Trust Above All Else
Want to screw up a community? Betray their trust. Do something against them. Do something that serves YOU and not the community. That’ll earn you some nifty nicknames, at the very least.
Trust is the first important law of community. It’s not the only requirement, if you think about it, because at its heart, a community has to have something to DO, but trust becomes the hinge upon which all other things must rely.
There is no “I” in Community..oh wait, there IS!
If you’re the leader of a community, the answers have to feature the people more than you. Decisions can’t be made in how they best serve you. They must be made about the group as a whole. And at the same time, you have to be ready to make bad decisions, think serious thoughts, and maybe even make some hard choices.

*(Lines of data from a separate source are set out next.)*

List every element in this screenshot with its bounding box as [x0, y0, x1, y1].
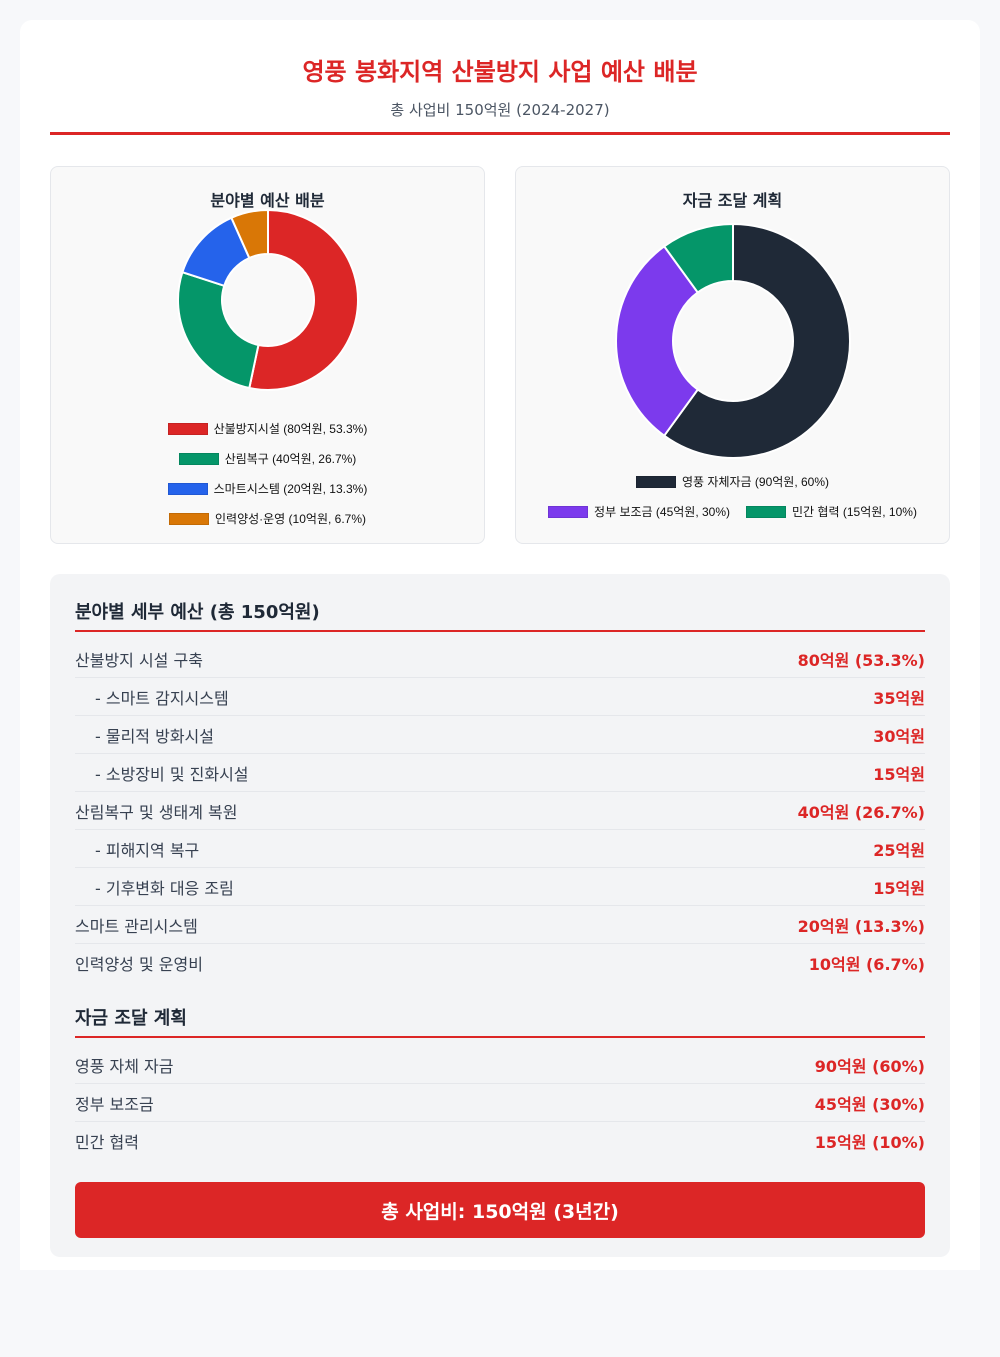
detail-amount: 15억원 — [873, 878, 925, 898]
funding-amount: 15억원 (10%) — [814, 1133, 925, 1152]
budget-donut-chart — [177, 208, 359, 391]
legend-swatch — [635, 475, 676, 488]
detail-row: - 스마트 감지시스템 35억원 — [75, 678, 925, 716]
detail-amount: 15억원 — [873, 764, 925, 784]
detail-row: 산불방지 시설 구축 80억원 (53.3%) — [75, 640, 925, 678]
detail-row: - 소방장비 및 진화시설 15억원 — [75, 754, 925, 792]
donut-slice-1 — [615, 244, 700, 438]
legend-item-2[interactable]: 민간 협력 (15억원, 10%) — [746, 503, 917, 520]
budget-chart-legend: 산불방지시설 (80억원, 53.3%) 산림복구 (40억원, 26.7%) 스마… — [51, 420, 484, 540]
page-title: 영풍 봉화지역 산불방지 사업 예산 배분 — [302, 58, 698, 86]
legend-swatch — [168, 512, 209, 525]
donut-slice-2 — [662, 222, 734, 294]
legend-label: 스마트시스템 (20억원, 13.3%) — [213, 482, 368, 496]
legend-item-1[interactable]: 정부 보조금 (45억원, 30%) — [548, 503, 730, 520]
detail-amount: 20억원 (13.3%) — [797, 916, 925, 936]
detail-row: 인력양성 및 운영비 10억원 (6.7%) — [75, 944, 925, 982]
funding-amount: 45억원 (30%) — [814, 1094, 925, 1114]
detail-amount: 25억원 — [873, 840, 925, 860]
detail-row: 산림복구 및 생태계 복원 40억원 (26.7%) — [75, 792, 925, 830]
funding-donut-chart — [615, 222, 851, 459]
legend-swatch — [167, 482, 208, 495]
funding-row: 영풍 자체 자금 90억원 (60%) — [75, 1046, 925, 1084]
legend-swatch — [178, 452, 219, 465]
legend-label: 인력양성·운영 (10억원, 6.7%) — [214, 512, 366, 526]
funding-label: 민간 협력 — [75, 1133, 139, 1152]
main-card: 영풍 봉화지역 산불방지 사업 예산 배분 총 사업비 150억원 (2024-… — [20, 20, 980, 1270]
detail-amount: 35억원 — [873, 688, 925, 708]
funding-section-title: 자금 조달 계획 — [75, 1004, 925, 1038]
detail-list: 산불방지 시설 구축 80억원 (53.3%) - 스마트 감지시스템 35억원 - 물… — [75, 640, 925, 982]
detail-label: 인력양성 및 운영비 — [75, 955, 203, 974]
detail-row: - 피해지역 복구 25억원 — [75, 830, 925, 868]
donut-slice-0 — [248, 208, 359, 391]
legend-label: 산불방지시설 (80억원, 53.3%) — [213, 422, 368, 436]
legend-swatch — [167, 422, 208, 435]
detail-label: - 물리적 방화시설 — [95, 726, 214, 746]
detail-label: 스마트 관리시스템 — [75, 916, 198, 936]
detail-label: - 스마트 감지시스템 — [95, 688, 229, 708]
detail-section-title: 분야별 세부 예산 (총 150억원) — [75, 598, 925, 632]
legend-label: 민간 협력 (15억원, 10%) — [792, 505, 917, 519]
legend-swatch — [548, 505, 589, 518]
detail-panel: 분야별 세부 예산 (총 150억원) 산불방지 시설 구축 80억원 (53.3… — [50, 574, 950, 1257]
detail-row: - 물리적 방화시설 30억원 — [75, 716, 925, 754]
legend-item-1[interactable]: 산림복구 (40억원, 26.7%) — [178, 450, 357, 467]
total-banner: 총 사업비: 150억원 (3년간) — [75, 1182, 925, 1238]
detail-amount: 80억원 (53.3%) — [797, 650, 925, 670]
legend-label: 산림복구 (40억원, 26.7%) — [224, 452, 357, 466]
page-header: 영풍 봉화지역 산불방지 사업 예산 배분 총 사업비 150억원 (2024-… — [50, 50, 950, 135]
funding-chart-panel: 자금 조달 계획 영풍 자체자금 (90억원, 60%) 정부 보조금 (45억원… — [515, 166, 950, 544]
legend-label: 영풍 자체자금 (90억원, 60%) — [681, 475, 829, 489]
page-subtitle: 총 사업비 150억원 (2024-2027) — [390, 101, 610, 119]
donut-slice-1 — [177, 270, 260, 390]
detail-label: - 기후변화 대응 조림 — [95, 878, 234, 898]
detail-row: - 기후변화 대응 조림 15억원 — [75, 868, 925, 906]
detail-label: - 소방장비 및 진화시설 — [95, 764, 249, 784]
legend-swatch — [746, 505, 787, 518]
donut-slice-3 — [230, 208, 269, 260]
detail-label: 산림복구 및 생태계 복원 — [75, 802, 238, 822]
funding-row: 민간 협력 15억원 (10%) — [75, 1122, 925, 1160]
detail-amount: 10억원 (6.7%) — [808, 955, 925, 974]
funding-list: 영풍 자체 자금 90억원 (60%) 정부 보조금 45억원 (30%) 민간 협력 1… — [75, 1046, 925, 1160]
budget-chart-panel: 분야별 예산 배분 산불방지시설 (80억원, 53.3%) 산림복구 (40억원… — [50, 166, 485, 544]
funding-label: 영풍 자체 자금 — [75, 1056, 174, 1076]
funding-chart-legend: 영풍 자체자금 (90억원, 60%) 정부 보조금 (45억원, 30%) 민간 … — [516, 473, 949, 533]
funding-amount: 90억원 (60%) — [814, 1056, 925, 1076]
legend-label: 정부 보조금 (45억원, 30%) — [594, 505, 731, 519]
legend-item-2[interactable]: 스마트시스템 (20억원, 13.3%) — [167, 480, 368, 497]
funding-row: 정부 보조금 45억원 (30%) — [75, 1084, 925, 1122]
funding-label: 정부 보조금 — [75, 1094, 154, 1114]
legend-item-3[interactable]: 인력양성·운영 (10억원, 6.7%) — [168, 510, 366, 527]
detail-label: 산불방지 시설 구축 — [75, 650, 203, 670]
detail-amount: 40억원 (26.7%) — [797, 802, 925, 822]
detail-amount: 30억원 — [873, 726, 925, 746]
budget-chart-title: 분야별 예산 배분 — [210, 191, 325, 210]
detail-label: - 피해지역 복구 — [95, 840, 200, 860]
funding-chart-title: 자금 조달 계획 — [682, 191, 783, 210]
detail-row: 스마트 관리시스템 20억원 (13.3%) — [75, 906, 925, 944]
donut-slice-0 — [662, 222, 851, 459]
legend-item-0[interactable]: 산불방지시설 (80억원, 53.3%) — [167, 420, 368, 437]
legend-item-0[interactable]: 영풍 자체자금 (90억원, 60%) — [635, 473, 829, 490]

That’s the sucky paradox: you have to own the crap and open-source the good stuff.
Not Just the Cool Kids
One of the MOST important tenets about PodCamp that Chrisopher S. Penn and Bryan Person and I stress all the time is that EVERYONE is a rockstar, not just the rockstars. You might be the most popular videoblogger or podcaster or whatever out there, but at PodCamp, you’re the community, not the elevated. That went SO well at PodCamp Boston. We had Rocketboom (1 and 2) in the audience, Galacticast, and several other “big names” in what we do. And you know what? They were people. Like Steve Garfield told me when I sat on the set of the “Carol & Steve Show,” people are people.
In all communities, there will be “losers” and the lowly (or so they will think of themselves- even YOU might think that about them), but they are all part of it. Don’t be catty. Don’t be exclusionary. Don’t you DARE spend time with just the pre-existing rockstars.
Use the Brilliance of Your Community
Communities are smarter than you. They just basically have to be. And they know more people than you. It’s not that you have to let them make all the decisions, but when you encourage more participation, particularly around tricky situations, your community will come to the rescue and help in ways you never imagined.
I promise you this: communities are far more generous and giving and caring and believing when they are permitted to participate in as much of the work as is reasonable.
Yes, You Still Have to Lead
It’s not that you just throw everything to the community. You’re the leader. Your role is to bring this whole game towards a great experience. If you’re running a conference, or just keeping the flow of a group of like-minded people going, community leaders have a role in making sure everything fits nicely into place. Facilitate. Make the tough decisions. Bring more light into the place so that people see what’s going on. But keep your motivations straight.
I’m Not The Expert
You might disagree with me. That’s great! You see things differently. That means we’ll learn from your ideas on top of mine, and then we’ll find an even better definition of community leadership. That’s part of it, too.
Be strong. Be humble. Be in love with your community. That’s the best advice I can give you.